By contrast, she said hummingbird-pollinated species are red or orange-red and specialized with a narrow corolla because only the beak and tongue of the birds enter the flower.

"A hummingbird-pollinated flower's reproductive organs stick far outside a flower to contact the bird's head, and there's no landing platform because the bird hovers," Hileman said.

She added that hummingbird-adapted flowers produce a larger nectar reward, suitable for those birds.

"We're using the Penstemon system to look at many questions, like how often has hummingbird pollination arisen from bee pollination, and does it always go in that direction, or can bee-adapted flowers evolve from a starting point of hummingbird adaptation?" Hileman said. "We have strong evidence that shifts in pollination strategy only move in one direction, that hummingbird adaptation evolves from bee adaptation, but not the other way around."

With a Dimensions of Biodiversity grant from NSF's Division of Environmental Biology, Hileman and her colleagues, including a Duke University collaborator, will test why hummingbird-adapted flowers evolve from bee-adapted flowers, but not the reverse. For example, evolutionary patterns might be shaped by the genetics that underlie how these flowers develop.

"The genetic architecture of the flower is modified when a pollinator shift happens. We're testing hypotheses that the types of changes from bee to humming pollination involve a loss of gene function," Hileman said. "So, if a broken gene is adaptive for the evolution of hummingbird pollination, once broken it's likely really hard to fix it, limiting reverse-evolution to bee pollination."

With an additional grant from NSF's Division of Integrative Organismal Systems, Hileman and her collaborators are investigating whether the same genes are responsible for the many independent origins of hummingbird-adapted flowers from bee-adapted flowers in Penstemon.

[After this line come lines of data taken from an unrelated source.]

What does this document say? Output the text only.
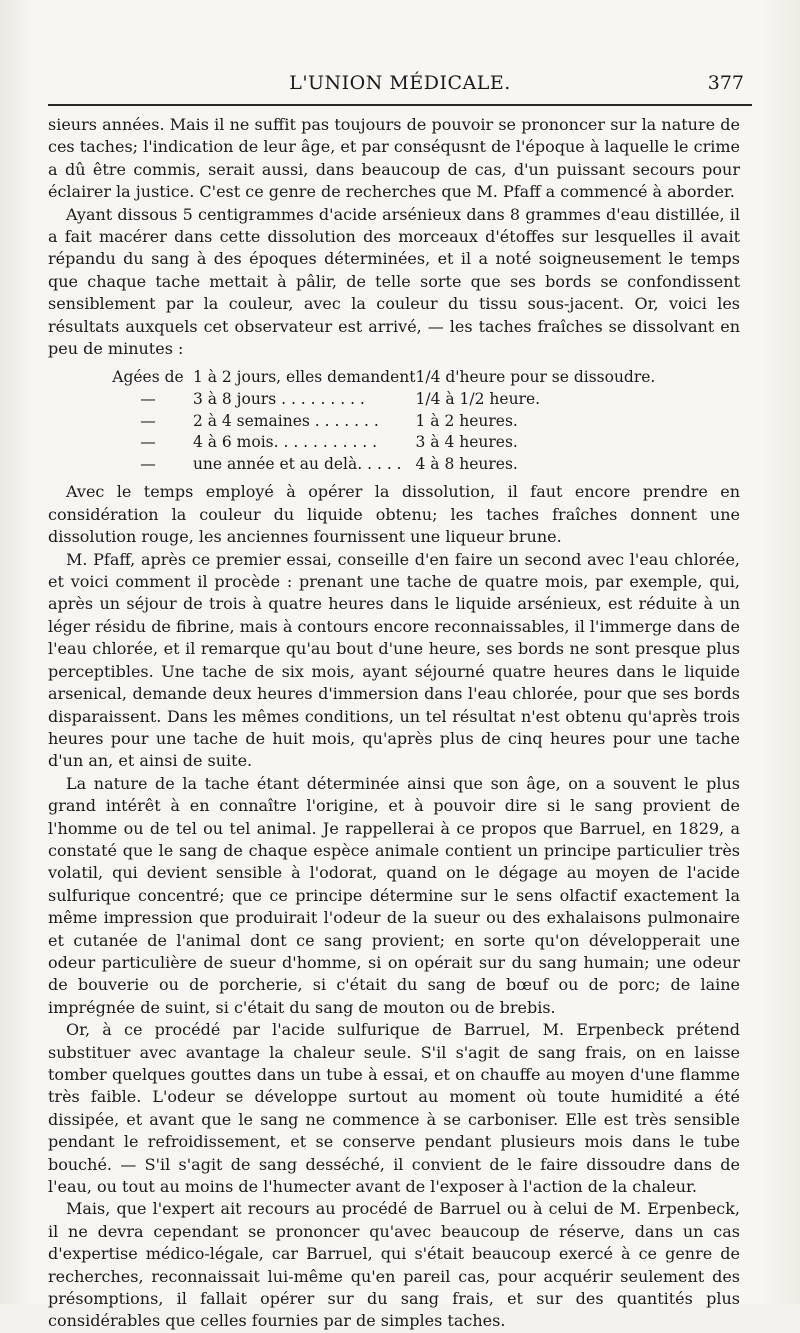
L'UNION MÉDICALE.	377

sieurs années. Mais il ne suffit pas toujours de pouvoir se prononcer sur la nature de ces taches; l'indication de leur âge, et par conséqusnt de l'époque à laquelle le crime a dû être commis, serait aussi, dans beaucoup de cas, d'un puissant secours pour éclairer la justice. C'est ce genre de recherches que M. Pfaff a commencé à aborder.

Ayant dissous 5 centigrammes d'acide arsénieux dans 8 grammes d'eau distillée, il a fait macérer dans cette dissolution des morceaux d'étoffes sur lesquelles il avait répandu du sang à des époques déterminées, et il a noté soigneusement le temps que chaque tache mettait à pâlir, de telle sorte que ses bords se confondissent sensiblement par la couleur, avec la couleur du tissu sous-jacent. Or, voici les résultats auxquels cet observateur est arrivé, — les taches fraîches se dissolvant en peu de minutes :

Agées de 1 à 2 jours, elles demandent	1/4 d'heure pour se dissoudre.
— 3 à 8 jours . . . . . . . . .	1/4 à 1/2 heure.
— 2 à 4 semaines . . . . . . .	1 à 2 heures.
— 4 à 6 mois. . . . . . . . . . .	3 à 4 heures.
— une année et au delà. . . . .	4 à 8 heures.

Avec le temps employé à opérer la dissolution, il faut encore prendre en considération la couleur du liquide obtenu; les taches fraîches donnent une dissolution rouge, les anciennes fournissent une liqueur brune.

M. Pfaff, après ce premier essai, conseille d'en faire un second avec l'eau chlorée, et voici comment il procède : prenant une tache de quatre mois, par exemple, qui, après un séjour de trois à quatre heures dans le liquide arsénieux, est réduite à un léger résidu de fibrine, mais à contours encore reconnaissables, il l'immerge dans de l'eau chlorée, et il remarque qu'au bout d'une heure, ses bords ne sont presque plus perceptibles. Une tache de six mois, ayant séjourné quatre heures dans le liquide arsenical, demande deux heures d'immersion dans l'eau chlorée, pour que ses bords disparaissent. Dans les mêmes conditions, un tel résultat n'est obtenu qu'après trois heures pour une tache de huit mois, qu'après plus de cinq heures pour une tache d'un an, et ainsi de suite.

La nature de la tache étant déterminée ainsi que son âge, on a souvent le plus grand intérêt à en connaître l'origine, et à pouvoir dire si le sang provient de l'homme ou de tel ou tel animal. Je rappellerai à ce propos que Barruel, en 1829, a constaté que le sang de chaque espèce animale contient un principe particulier très volatil, qui devient sensible à l'odorat, quand on le dégage au moyen de l'acide sulfurique concentré; que ce principe détermine sur le sens olfactif exactement la même impression que produirait l'odeur de la sueur ou des exhalaisons pulmonaire et cutanée de l'animal dont ce sang provient; en sorte qu'on développerait une odeur particulière de sueur d'homme, si on opérait sur du sang humain; une odeur de bouverie ou de porcherie, si c'était du sang de bœuf ou de porc; de laine imprégnée de suint, si c'était du sang de mouton ou de brebis.

Or, à ce procédé par l'acide sulfurique de Barruel, M. Erpenbeck prétend substituer avec avantage la chaleur seule. S'il s'agit de sang frais, on en laisse tomber quelques gouttes dans un tube à essai, et on chauffe au moyen d'une flamme très faible. L'odeur se développe surtout au moment où toute humidité a été dissipée, et avant que le sang ne commence à se carboniser. Elle est très sensible pendant le refroidissement, et se conserve pendant plusieurs mois dans le tube bouché. — S'il s'agit de sang desséché, il convient de le faire dissoudre dans de l'eau, ou tout au moins de l'humecter avant de l'exposer à l'action de la chaleur.

Mais, que l'expert ait recours au procédé de Barruel ou à celui de M. Erpenbeck, il ne devra cependant se prononcer qu'avec beaucoup de réserve, dans un cas d'expertise médico-légale, car Barruel, qui s'était beaucoup exercé à ce genre de recherches, reconnaissait lui-même qu'en pareil cas, pour acquérir seulement des présomptions, il fallait opérer sur du sang frais, et sur des quantités plus considérables que celles fournies par de simples taches.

This work will help biologists better understand the predictability of genetic changes during the evolution of diverse forms in nature.

Hileman said these genetic drivers for differences in pollination strategies for flowers like Penstemon are what underlie their beauty and incredible variety, evident everywhere in the natural world.

"One of the most amazing aspects of biodiversity is flower diversity," she said. "We can all appreciate that if we go outside and walk in the woods or garden. There's a vast array of shapes and forms of flowers. This comes from a long history of interaction with pollinators that shape those flowers -- wind, butterflies, moths, bees or birds like hummingbirds."